Learnitweb

Understanding How Documents Are Stored in Elasticsearch

In this short but important section, we will understand how Elasticsearch internally stores documents, and how this structure differs from what we usually see in a relational database.

This concept is extremely important because once you understand how Elasticsearch represents data internally, everything else—searching, updating, deleting, and versioning—starts making much more sense.

How Data Looks in a Relational Database

In a traditional relational database, data is stored in tables.

Each table:

  • Has rows and columns
  • Each row represents a record
  • Each column represents a field

For example, in a books table:

idtitleauthorprice
1Book AAuthor X399
2Book BAuthor Y499

Here:

  • id is usually an auto-generated primary key
  • Every time we insert a new record, a new row is created
  • The structure is fixed and schema-driven

This is the traditional relational model most developers are familiar with.

How Elasticsearch Stores Data

Elasticsearch works differently. Instead of rows and tables, it uses:

  • Indexes (similar to tables)
  • Documents (similar to rows)
  • Fields (similar to columns)

However, when you retrieve a document from Elasticsearch, you will notice that the structure looks quite different.

A Typical Elasticsearch Document Response

When you fetch a document from Elasticsearch, you will see something like this:

{
  "_index": "books",
  "_id": "abc123",
  "_version": 1,
  "_seq_no": 0,
  "_primary_term": 1,
  "_source": {
    "title": "The Alchemist",
    "author": "Paulo Coelho",
    "price": 399
  }
}

This response contains two major parts:

  1. Metadata fields (fields starting with _)
  2. Actual document data (_source)

Let’s understand both clearly.

1. Metadata Fields (Fields Starting with _)

All fields that start with an underscore (_) are called metadata fields.

These fields are automatically managed by Elasticsearch, and every document will have them.

_index

This tells you which index the document belongs to.

Example:

"_index": "books"

This means the document is stored inside the books index.

_id

This is the unique identifier for the document.

  • It can be auto-generated by Elasticsearch
  • Or you can provide your own ID while inserting the document

Every document must have a unique _id.

_version

This represents the version number of the document.

Each time the document is updated, this number increases.
It helps Elasticsearch manage data consistency.

_seq_no and _primary_term

These two fields are related to optimistic concurrency control.

Their main purpose is:

  • To avoid conflicts when multiple requests try to update the same document at the same time
  • To ensure data consistency in distributed systems

For now, you don’t need to deeply understand these fields.
We will discuss them later when we talk about updates and concurrency control.
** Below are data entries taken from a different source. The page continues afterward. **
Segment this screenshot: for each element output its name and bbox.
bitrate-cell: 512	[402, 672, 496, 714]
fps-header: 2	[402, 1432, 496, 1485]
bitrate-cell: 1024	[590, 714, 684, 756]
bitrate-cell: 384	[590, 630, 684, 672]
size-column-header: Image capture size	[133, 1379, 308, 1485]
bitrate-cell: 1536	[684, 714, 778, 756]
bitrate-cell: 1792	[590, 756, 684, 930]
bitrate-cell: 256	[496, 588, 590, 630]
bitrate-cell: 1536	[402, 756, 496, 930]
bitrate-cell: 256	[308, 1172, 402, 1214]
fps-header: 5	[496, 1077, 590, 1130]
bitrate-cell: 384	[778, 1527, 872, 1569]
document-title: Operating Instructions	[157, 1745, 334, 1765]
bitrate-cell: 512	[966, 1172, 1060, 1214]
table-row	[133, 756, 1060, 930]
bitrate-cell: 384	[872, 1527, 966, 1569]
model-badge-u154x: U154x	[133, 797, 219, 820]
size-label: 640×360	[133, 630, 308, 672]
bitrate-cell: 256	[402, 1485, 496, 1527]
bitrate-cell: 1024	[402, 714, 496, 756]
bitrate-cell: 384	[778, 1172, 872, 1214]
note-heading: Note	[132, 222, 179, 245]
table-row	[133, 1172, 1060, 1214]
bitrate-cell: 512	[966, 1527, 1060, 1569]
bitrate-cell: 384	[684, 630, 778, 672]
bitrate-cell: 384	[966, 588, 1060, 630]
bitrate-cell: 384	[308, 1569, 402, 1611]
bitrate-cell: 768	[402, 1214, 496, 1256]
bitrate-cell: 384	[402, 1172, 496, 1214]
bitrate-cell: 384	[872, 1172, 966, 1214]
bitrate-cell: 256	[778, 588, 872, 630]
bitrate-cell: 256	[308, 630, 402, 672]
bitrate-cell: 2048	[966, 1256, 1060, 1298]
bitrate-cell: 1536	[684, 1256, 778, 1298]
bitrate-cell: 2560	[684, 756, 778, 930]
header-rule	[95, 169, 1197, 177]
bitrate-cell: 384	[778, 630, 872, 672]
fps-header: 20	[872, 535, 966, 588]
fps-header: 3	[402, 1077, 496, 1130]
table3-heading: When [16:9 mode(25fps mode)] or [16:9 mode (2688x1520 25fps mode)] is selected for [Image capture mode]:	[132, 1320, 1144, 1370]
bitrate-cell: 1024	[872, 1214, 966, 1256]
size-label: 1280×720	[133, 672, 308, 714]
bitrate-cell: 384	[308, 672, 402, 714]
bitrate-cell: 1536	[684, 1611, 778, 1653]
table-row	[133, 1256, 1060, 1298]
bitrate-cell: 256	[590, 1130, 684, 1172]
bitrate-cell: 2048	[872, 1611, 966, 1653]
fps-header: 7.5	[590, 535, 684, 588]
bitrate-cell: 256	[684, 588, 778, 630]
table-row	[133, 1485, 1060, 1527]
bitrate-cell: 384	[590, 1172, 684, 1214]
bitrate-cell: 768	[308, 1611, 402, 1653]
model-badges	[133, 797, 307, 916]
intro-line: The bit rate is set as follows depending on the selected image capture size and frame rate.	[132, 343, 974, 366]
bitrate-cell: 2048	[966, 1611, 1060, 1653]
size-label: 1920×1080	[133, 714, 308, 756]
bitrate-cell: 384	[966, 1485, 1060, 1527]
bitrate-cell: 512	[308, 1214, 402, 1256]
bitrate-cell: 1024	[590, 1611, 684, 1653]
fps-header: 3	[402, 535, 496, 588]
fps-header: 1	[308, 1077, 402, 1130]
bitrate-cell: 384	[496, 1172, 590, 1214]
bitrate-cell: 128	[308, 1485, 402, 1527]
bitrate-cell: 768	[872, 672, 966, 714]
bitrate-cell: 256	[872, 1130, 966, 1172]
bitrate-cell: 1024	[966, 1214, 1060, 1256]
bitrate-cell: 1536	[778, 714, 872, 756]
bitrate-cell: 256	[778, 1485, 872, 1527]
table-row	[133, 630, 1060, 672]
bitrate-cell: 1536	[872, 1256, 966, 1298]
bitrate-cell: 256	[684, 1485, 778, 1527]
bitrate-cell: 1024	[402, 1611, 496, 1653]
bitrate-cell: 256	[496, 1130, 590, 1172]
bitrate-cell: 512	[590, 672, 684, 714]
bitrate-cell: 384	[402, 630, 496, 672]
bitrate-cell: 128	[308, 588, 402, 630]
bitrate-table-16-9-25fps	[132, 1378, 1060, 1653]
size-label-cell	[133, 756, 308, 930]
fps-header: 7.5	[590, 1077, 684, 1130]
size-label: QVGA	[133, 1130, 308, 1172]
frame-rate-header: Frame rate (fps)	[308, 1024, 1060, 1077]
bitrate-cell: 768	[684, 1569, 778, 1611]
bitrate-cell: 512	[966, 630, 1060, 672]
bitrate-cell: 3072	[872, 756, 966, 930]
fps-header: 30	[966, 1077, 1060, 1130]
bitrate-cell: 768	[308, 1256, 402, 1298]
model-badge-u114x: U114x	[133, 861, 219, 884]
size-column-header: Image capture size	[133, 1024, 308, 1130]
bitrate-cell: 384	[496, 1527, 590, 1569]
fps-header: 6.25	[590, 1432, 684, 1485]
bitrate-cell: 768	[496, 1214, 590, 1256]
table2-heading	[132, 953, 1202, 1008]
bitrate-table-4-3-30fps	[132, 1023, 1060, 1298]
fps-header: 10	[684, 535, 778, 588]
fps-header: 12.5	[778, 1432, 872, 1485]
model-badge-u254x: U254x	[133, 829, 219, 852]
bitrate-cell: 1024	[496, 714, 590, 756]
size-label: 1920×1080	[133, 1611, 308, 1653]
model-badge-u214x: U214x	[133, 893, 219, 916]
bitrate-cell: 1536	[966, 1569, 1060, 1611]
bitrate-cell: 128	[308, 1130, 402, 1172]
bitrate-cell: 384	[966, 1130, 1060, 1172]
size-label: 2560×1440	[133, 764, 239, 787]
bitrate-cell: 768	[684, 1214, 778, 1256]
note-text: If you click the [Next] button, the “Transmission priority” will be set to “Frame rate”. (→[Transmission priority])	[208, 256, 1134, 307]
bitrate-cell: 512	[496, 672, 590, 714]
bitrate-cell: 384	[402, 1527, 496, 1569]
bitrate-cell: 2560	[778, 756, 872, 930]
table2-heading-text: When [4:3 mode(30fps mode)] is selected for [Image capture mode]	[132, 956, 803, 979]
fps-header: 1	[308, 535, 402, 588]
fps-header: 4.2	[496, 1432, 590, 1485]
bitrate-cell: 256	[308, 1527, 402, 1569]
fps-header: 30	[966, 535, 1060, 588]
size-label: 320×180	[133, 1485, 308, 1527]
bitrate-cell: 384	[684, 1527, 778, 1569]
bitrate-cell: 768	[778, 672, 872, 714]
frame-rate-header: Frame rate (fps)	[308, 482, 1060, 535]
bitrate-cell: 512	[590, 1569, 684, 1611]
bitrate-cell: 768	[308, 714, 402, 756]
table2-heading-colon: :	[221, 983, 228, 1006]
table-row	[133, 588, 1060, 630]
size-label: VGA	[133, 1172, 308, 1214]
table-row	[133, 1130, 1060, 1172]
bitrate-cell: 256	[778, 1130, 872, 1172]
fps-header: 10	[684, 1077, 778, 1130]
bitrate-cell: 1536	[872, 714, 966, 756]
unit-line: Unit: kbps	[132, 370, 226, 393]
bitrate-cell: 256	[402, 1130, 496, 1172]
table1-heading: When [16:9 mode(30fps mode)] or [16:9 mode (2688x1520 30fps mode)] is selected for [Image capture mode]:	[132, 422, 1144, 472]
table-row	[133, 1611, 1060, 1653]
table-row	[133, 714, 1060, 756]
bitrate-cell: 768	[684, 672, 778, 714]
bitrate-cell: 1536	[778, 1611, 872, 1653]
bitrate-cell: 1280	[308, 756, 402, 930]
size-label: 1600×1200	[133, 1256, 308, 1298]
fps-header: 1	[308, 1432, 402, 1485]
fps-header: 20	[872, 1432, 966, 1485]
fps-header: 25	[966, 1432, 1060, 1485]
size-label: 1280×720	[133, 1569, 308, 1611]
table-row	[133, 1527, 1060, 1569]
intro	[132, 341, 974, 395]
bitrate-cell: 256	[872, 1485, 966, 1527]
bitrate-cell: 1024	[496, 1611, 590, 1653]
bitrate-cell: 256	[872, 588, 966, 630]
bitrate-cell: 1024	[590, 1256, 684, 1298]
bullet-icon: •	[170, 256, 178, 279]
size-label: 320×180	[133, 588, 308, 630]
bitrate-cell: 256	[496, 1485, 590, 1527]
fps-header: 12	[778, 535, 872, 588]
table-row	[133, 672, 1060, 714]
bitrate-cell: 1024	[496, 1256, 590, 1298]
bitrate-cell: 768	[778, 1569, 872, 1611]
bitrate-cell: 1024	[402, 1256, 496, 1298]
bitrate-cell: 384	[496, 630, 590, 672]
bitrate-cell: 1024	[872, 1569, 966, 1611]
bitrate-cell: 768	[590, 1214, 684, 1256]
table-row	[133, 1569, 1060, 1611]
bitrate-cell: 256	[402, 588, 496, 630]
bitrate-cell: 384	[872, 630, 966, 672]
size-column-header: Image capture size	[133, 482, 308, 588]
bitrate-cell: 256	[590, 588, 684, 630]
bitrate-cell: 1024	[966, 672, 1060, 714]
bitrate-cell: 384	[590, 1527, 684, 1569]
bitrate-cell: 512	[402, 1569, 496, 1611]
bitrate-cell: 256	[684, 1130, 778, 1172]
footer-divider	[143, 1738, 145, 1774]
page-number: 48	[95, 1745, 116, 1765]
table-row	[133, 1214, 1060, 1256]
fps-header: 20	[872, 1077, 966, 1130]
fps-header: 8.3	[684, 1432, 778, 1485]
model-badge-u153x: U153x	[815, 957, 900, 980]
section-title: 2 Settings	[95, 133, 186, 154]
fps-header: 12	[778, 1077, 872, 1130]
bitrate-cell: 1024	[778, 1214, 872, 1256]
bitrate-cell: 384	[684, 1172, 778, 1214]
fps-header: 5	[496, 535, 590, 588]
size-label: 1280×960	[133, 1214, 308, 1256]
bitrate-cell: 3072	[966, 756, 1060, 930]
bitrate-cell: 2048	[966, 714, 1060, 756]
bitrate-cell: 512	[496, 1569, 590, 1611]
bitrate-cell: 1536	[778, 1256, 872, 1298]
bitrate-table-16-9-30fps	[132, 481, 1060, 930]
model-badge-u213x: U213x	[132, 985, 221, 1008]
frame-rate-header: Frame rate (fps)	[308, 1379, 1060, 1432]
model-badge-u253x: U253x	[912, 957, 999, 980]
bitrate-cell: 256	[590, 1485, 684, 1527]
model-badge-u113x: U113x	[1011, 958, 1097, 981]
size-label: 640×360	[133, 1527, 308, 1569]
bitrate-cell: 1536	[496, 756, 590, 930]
2. The _source Field (Most Important Part)

The _source field is the actual document data that you stored.

Example:

"_source": {
  "title": "The Alchemist",
  "author": "Paulo Coelho",
  "price": 399
}

This is the real content of your document.

Everything else outside _source exists mainly for:

  • Metadata management
  • Versioning
  • Replication
  • Conflict resolution

When people say “document data”, they usually mean what is inside _source.